Wednesday, September 5, 2007

Not all languages are equal

My last posting made me realize the importance and value of contemplating the role of English in the world and how it affects people's lives. I sometimes push to the back of my mind that I too once worked as a translator (I don't have space to tell the whole story here) - a book translator is quite different from an interpreter or Iraqi translator for American troops. I did not put my life on the line. However, the work did deeply affect my life and that of others. The worst thing was that it negatively impacted on a friend's life and seems to have cost me that friendship. The best thing was that the book was and is still being read ( link ), bringing attention to a close primate relative and an endangered species.

In brief, many years before becoming an ESL teacher, when I was a stay-at-home mom, I translated a Japanese monograph on pygmy chimpanzees (bonobos) for Stanford University Press. At that time, I had rather impulsively agreed to take on two related book translation projects - both were about the great apes that I had studied in Zaire (Democratic Republic of Congo). One author, Dr. Suehisa Kuroda, had become a close friend after having spent nearly 6 months in Africa together when I was a graduate student in anthropology; the other was Dr. Takayoshi Kano, the Director of the Wamba fieldsite where we had conducted research on pygmy chimps. Unfortunately, for reasons beyond my control, Dr. Kano's book got published in English, and Dr. Kuroda's did not.

What I didn't grasp in working on these translation projects was that publishing a Japanese book in English meant that many, many more people would have access to these works. Duh! In other words, a Japanese author who was relatively unknown in the USA, for example, could quickly become very well recognized here if his/her book were published in English.

Dr. Kano was a shy, retiring man, and usually avoided public forums whenever possible, but after publication of his monograph in English, non-Japanese students and researchers began to aggressively seek him out at international conferences. At the same time, Dr. Kuroda, who had previously been viewed as a pioneer himself (indeed, he was, though junior to Kano) and who had been far more accessible to non-Japanese because of his gregarious nature and lack of inhibitions in speaking English, began to be seen as a secondary personage in his field.

There aren't many English translations in the field of primatology, and any book that talks about chimpanzees as our closest living relatives captures a rather large readership. Little did I know that publishing a monograph in English could or would change the status or image of the authors in an international context.
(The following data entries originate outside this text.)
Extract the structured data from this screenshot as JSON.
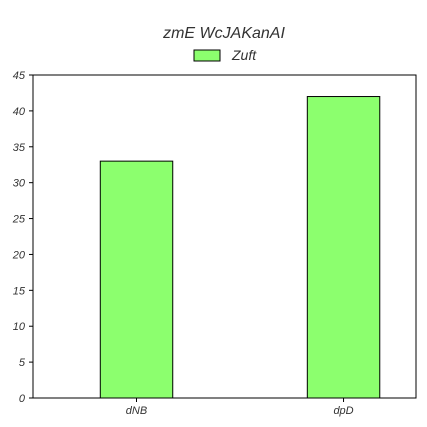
{
  "chart_data": {
    "type": "bar",
    "title": "zmE WcJAKanAI",
    "categories": [
      "dNB",
      "dpD"
    ],
    "series": [
      {
        "name": "Zuft",
        "values": [
          33,
          42
        ],
        "color": "#8cff6e"
      }
    ],
    "ylim": [
      0,
      45
    ],
    "yticks": [
      0,
      5,
      10,
      15,
      20,
      25,
      30,
      35,
      40,
      45
    ],
    "xlabel": "",
    "ylabel": "",
    "grid": false,
    "legend_position": "top-center"
  }
}
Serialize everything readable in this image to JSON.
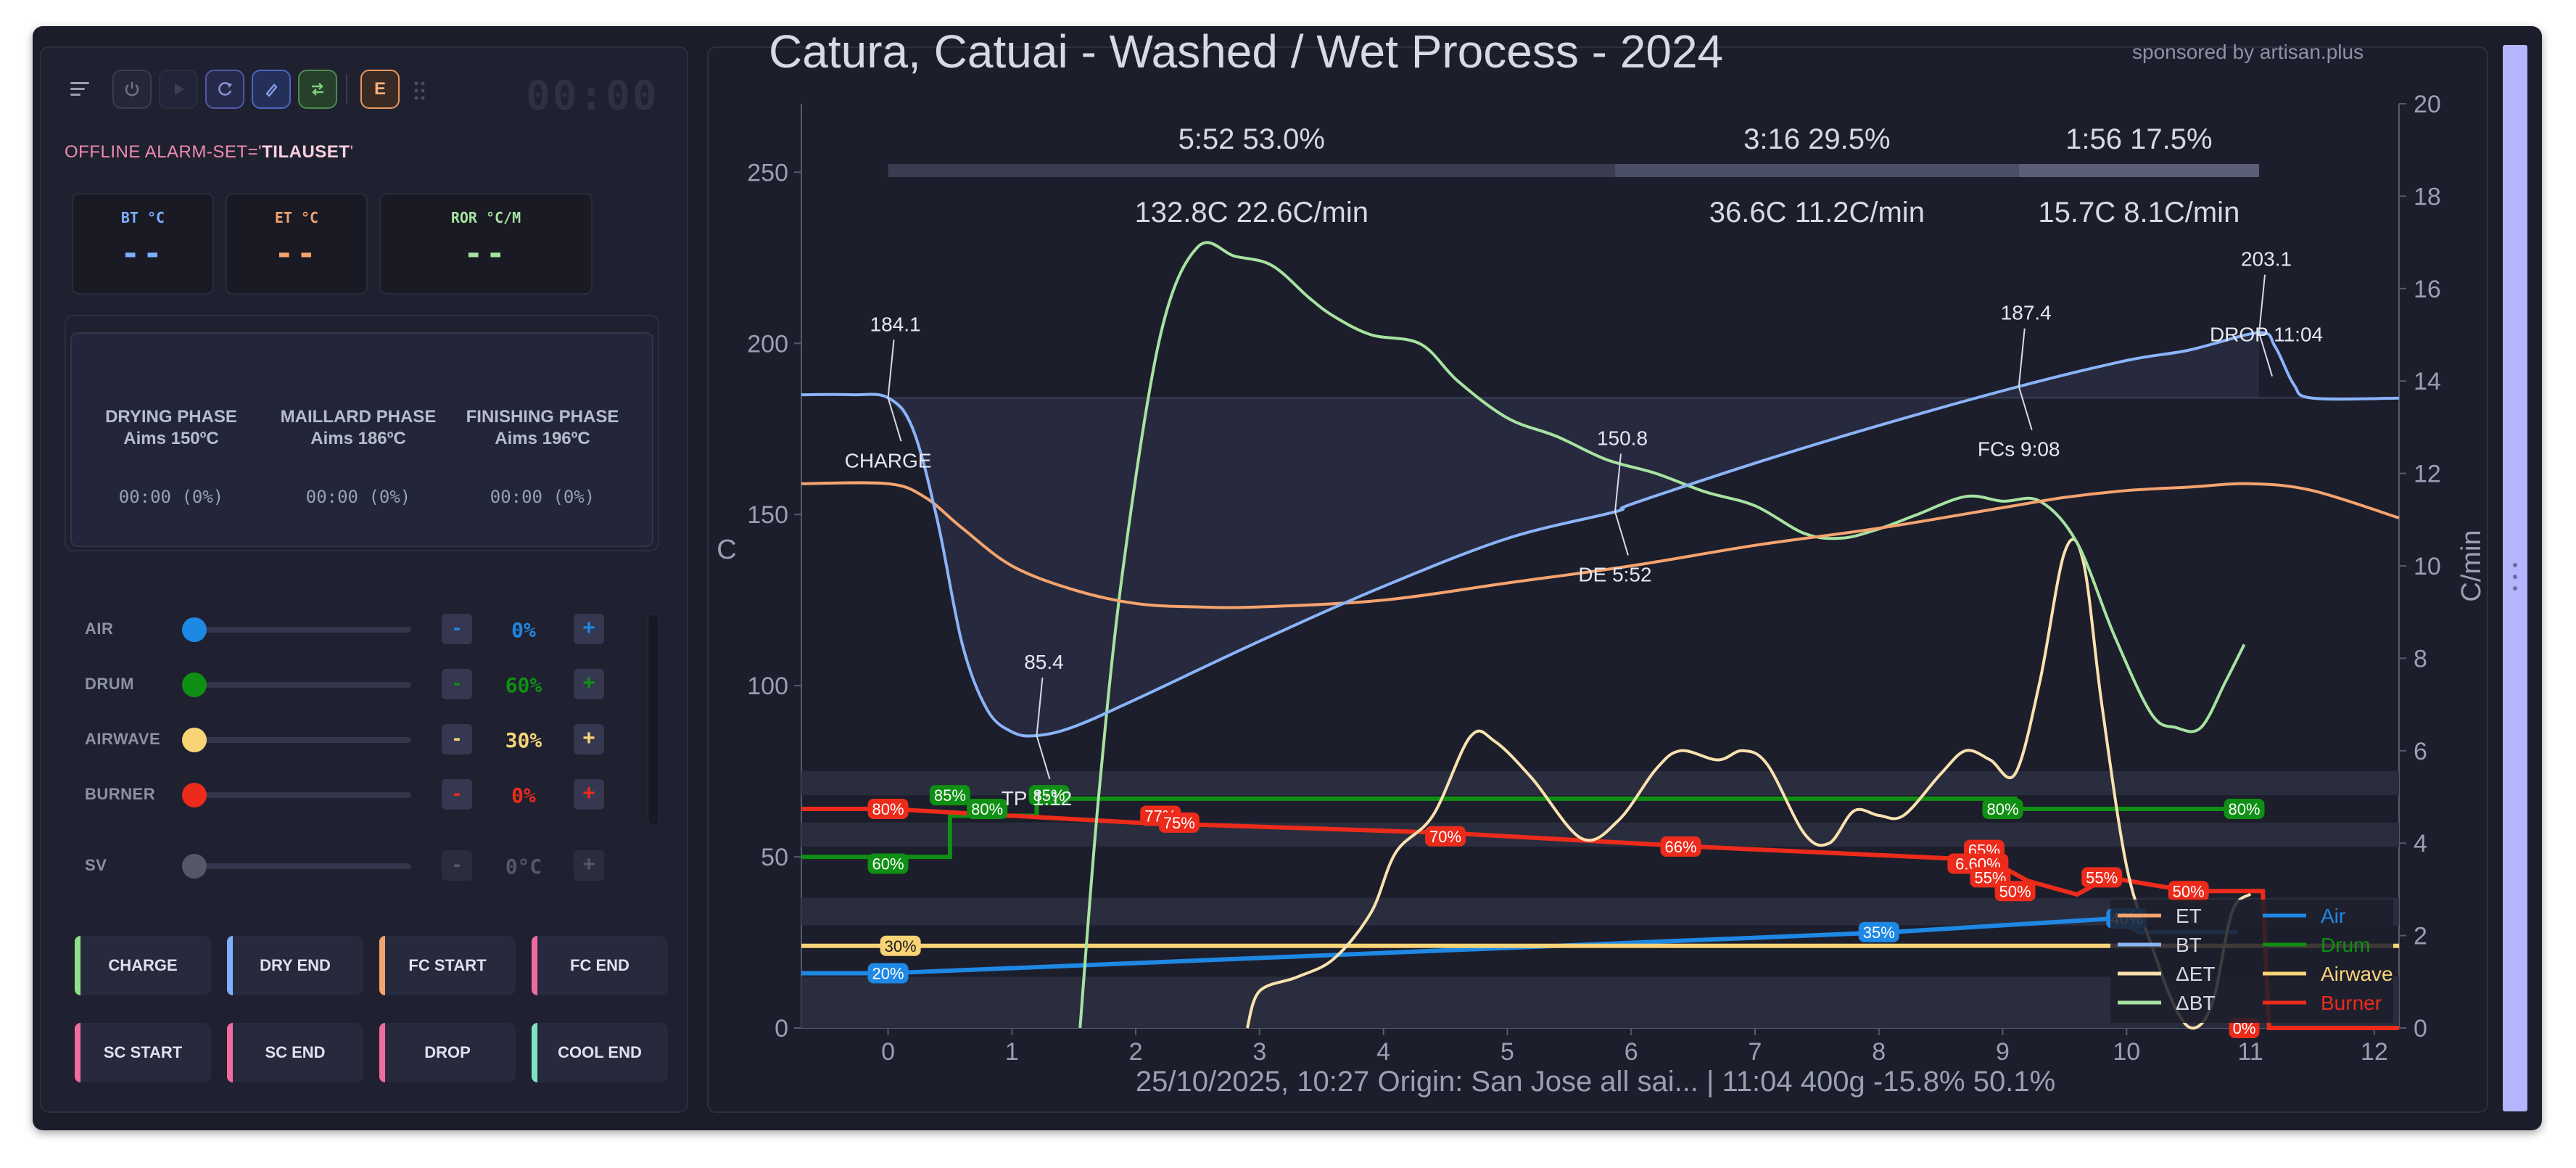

Language is power, and not all languages are equal.

For more information about translation for all languages, click on the following link.

2 comments:

Anonymous said...

Very interesting account. Does this point to a more general opportunity for translations from Japanese (and other Asian languages) to English in areas (unlike Anime) where authors might be unfamiliar to westerners?

Anonymous said...

That's a good question, Mickey. I think there are many opportunities for translators today. Even though English is being and has long been strongly promoted in public school systems throughout the world, science and medical translators, in particular, are probably limited in number. There is still a need for journal articles to be simultaneously published in their entirety in English. 

In science, in general, only the best English speakers in their respective fields are well-known outside their countries. They themselves publish a lot in English because they have the skill to do it themselves or attend international conferences, speaking in English. Despite our many efforts to make English the universal language, no one is giving up their non-English mother tongue, and there are many Englishes out there - some that require more 'interpretation' than others.